CryoProtect: a web server for classifying antifreeze proteins from non-antifreeze proteins

Abstract

Antifreeze protein (AFP) is an ice-binding protein that protects organisms from freezing in extremely cold environments. AFPs are found across a diverse range of species and, therefore, significantly differ in their structures. As there are no consensus sequences available for determining the ice-binding domain of AFPs, thus the prediction and characterization of AFPs from their sequence is a challenging task. This study addresses this issue by predicting AFPs directly from sequence on a large set of 478 AFPs and 9,139 non-AFPs using machine learning (e.g., random forest) as a function of interpretable features (e.g., amino acid composition, dipeptide composition, and physicochemical properties). Furthermore, AFPs were characterized using propensity scores and important physicochemical properties via statistical and principal component analysis. The predictive model afforded high performance with an accuracy of 88.28% and results revealed that AFPs are likely to be composed of hydrophobic amino acids as well as amino acids with hydroxyl and sulfhydryl side chains.
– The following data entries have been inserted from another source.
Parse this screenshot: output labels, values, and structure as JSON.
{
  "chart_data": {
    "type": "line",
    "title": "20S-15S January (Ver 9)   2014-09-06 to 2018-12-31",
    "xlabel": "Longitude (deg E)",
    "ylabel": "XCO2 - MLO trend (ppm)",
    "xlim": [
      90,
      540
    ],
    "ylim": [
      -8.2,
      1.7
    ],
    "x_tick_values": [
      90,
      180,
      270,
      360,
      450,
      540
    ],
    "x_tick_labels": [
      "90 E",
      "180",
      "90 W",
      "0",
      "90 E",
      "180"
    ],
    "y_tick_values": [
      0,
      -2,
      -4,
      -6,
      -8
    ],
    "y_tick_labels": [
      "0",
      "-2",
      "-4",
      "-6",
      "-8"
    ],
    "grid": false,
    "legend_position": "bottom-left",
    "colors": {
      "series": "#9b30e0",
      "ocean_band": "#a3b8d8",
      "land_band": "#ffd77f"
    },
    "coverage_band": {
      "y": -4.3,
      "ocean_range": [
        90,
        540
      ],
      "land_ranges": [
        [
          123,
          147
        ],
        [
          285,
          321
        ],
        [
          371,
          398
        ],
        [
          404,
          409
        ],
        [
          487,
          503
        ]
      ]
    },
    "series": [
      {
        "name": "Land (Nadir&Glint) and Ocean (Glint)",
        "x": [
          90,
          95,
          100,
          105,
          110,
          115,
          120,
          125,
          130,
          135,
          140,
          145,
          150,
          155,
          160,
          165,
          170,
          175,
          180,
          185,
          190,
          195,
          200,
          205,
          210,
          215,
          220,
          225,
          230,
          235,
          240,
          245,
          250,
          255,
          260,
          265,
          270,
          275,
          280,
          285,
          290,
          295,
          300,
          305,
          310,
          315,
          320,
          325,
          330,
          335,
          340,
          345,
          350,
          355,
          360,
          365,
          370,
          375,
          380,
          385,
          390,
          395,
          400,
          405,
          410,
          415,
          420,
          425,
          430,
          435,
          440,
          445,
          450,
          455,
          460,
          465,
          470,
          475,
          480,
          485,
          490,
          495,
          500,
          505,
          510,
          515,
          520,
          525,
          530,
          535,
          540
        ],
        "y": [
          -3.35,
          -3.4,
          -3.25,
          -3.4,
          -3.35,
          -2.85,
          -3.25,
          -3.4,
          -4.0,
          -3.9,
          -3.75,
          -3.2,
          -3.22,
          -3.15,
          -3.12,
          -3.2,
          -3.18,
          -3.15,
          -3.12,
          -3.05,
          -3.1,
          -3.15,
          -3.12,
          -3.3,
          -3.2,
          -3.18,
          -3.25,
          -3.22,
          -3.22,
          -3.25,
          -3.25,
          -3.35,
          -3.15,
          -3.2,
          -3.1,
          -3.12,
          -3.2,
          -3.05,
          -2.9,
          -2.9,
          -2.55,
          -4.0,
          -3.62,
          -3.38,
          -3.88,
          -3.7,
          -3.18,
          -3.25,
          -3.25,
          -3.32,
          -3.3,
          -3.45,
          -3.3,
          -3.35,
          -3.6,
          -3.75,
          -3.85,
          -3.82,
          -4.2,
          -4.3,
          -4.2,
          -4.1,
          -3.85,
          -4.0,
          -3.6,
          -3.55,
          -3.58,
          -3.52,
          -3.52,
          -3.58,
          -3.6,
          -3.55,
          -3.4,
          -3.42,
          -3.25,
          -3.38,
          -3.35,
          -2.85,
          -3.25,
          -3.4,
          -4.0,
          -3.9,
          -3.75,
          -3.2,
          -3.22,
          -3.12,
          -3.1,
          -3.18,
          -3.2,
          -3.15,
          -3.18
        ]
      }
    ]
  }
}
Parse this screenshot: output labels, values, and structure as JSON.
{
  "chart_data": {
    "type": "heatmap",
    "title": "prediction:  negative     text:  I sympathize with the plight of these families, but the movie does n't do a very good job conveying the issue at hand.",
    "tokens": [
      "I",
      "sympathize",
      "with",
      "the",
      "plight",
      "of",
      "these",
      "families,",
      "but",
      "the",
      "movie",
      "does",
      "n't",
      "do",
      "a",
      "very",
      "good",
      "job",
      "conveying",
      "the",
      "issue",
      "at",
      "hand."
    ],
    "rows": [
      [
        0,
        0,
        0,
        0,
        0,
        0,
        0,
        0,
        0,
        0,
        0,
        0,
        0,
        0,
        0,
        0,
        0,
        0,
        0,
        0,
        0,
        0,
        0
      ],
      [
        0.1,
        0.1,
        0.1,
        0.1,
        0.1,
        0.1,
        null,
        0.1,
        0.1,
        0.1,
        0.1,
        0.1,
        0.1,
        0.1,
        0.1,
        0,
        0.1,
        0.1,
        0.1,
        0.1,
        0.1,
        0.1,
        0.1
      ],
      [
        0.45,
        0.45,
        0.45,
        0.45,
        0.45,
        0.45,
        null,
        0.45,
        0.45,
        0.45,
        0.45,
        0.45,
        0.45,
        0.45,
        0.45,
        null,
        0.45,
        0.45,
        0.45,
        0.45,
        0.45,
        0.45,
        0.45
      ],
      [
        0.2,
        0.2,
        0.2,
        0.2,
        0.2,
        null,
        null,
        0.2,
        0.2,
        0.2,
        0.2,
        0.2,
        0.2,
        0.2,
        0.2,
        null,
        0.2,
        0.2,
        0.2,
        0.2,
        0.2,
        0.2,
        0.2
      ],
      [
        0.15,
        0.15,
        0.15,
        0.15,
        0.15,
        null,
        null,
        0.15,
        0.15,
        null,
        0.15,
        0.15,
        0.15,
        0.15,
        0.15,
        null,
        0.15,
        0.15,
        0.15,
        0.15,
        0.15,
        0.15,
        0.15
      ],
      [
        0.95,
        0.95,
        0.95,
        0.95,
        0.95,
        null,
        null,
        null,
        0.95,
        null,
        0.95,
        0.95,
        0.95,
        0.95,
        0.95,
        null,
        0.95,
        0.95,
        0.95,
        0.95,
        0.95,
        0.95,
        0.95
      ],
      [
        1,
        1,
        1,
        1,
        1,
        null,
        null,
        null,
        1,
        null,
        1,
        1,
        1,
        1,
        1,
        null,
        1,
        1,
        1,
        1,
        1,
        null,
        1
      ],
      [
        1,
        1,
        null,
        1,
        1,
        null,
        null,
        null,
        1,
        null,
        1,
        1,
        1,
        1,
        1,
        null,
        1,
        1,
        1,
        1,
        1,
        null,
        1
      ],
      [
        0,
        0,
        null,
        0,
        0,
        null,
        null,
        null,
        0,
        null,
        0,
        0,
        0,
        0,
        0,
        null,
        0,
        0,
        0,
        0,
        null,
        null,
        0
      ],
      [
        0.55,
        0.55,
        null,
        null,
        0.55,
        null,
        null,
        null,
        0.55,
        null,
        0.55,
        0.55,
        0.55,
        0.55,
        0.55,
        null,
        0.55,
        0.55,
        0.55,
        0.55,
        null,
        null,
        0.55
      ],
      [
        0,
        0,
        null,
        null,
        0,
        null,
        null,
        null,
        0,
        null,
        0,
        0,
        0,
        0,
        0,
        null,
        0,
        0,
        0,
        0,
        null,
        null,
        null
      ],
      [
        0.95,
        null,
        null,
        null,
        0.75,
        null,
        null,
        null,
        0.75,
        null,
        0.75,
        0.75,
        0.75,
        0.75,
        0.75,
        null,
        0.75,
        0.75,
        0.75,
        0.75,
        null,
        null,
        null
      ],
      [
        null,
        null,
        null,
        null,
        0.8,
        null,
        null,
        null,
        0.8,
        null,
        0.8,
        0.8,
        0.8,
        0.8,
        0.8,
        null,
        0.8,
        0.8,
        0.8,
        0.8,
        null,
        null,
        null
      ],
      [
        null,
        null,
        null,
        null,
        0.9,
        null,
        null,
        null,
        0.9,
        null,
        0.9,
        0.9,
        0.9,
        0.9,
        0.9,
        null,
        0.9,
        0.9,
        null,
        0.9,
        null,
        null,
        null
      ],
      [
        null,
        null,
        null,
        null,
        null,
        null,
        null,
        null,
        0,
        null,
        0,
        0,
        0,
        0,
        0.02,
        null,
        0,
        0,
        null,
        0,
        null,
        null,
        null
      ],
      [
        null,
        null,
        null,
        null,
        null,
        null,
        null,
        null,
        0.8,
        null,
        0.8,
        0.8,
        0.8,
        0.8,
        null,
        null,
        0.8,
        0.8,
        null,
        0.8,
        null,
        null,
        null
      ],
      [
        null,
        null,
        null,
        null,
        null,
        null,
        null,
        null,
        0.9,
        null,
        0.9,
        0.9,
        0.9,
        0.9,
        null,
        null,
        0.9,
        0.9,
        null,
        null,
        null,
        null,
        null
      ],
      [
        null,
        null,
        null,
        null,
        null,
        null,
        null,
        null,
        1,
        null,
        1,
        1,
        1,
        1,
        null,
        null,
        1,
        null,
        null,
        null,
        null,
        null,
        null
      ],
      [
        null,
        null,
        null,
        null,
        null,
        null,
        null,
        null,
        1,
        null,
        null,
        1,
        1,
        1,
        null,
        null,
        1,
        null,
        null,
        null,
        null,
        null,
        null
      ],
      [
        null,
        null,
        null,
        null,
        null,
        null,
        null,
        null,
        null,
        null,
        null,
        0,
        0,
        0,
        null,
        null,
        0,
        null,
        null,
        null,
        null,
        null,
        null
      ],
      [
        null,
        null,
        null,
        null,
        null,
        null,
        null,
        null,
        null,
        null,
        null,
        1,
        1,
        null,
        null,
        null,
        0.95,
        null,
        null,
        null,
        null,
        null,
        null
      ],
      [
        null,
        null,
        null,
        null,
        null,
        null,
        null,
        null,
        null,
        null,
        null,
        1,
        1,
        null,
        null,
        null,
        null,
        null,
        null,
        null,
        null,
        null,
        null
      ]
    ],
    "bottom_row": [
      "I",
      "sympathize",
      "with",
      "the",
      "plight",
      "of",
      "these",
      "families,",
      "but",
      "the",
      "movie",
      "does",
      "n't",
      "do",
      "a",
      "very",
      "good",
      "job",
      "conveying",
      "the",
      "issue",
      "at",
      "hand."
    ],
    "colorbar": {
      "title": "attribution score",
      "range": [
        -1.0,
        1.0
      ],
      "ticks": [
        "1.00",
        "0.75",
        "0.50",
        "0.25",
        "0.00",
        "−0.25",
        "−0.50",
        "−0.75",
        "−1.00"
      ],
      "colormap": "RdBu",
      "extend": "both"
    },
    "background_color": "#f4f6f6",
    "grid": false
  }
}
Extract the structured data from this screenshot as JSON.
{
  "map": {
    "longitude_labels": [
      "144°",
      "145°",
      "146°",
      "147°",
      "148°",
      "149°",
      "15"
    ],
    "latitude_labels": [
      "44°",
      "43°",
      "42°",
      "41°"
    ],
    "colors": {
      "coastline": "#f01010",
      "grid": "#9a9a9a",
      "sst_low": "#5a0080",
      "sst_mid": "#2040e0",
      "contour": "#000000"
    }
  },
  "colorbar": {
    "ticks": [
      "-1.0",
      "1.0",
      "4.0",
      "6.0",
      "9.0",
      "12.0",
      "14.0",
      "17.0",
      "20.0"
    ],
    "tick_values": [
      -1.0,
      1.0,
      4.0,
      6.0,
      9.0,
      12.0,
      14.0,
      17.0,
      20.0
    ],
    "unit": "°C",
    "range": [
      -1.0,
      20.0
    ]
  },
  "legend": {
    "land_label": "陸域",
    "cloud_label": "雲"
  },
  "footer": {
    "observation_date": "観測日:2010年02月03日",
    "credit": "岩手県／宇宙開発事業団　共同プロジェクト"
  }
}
The predictive model is provided as a free publicly available web server called CryoProtect for classifying query protein sequence as being either AFP or non-AFP. The data set and source code are for reproducing the results which are provided on GitHub.

Publication
Journal of Chemistry
Date
Citation
Pratiwi R, Malik AA, Schaduangrat N, Prachayasittikul V, Wikberg JES, Nantasenamat C, Shoombuatong W. CryoProtect: a web server for classifying antifreeze proteins from non-antifreeze proteins. Journal of Chemistry 2017 (2017) 9861752.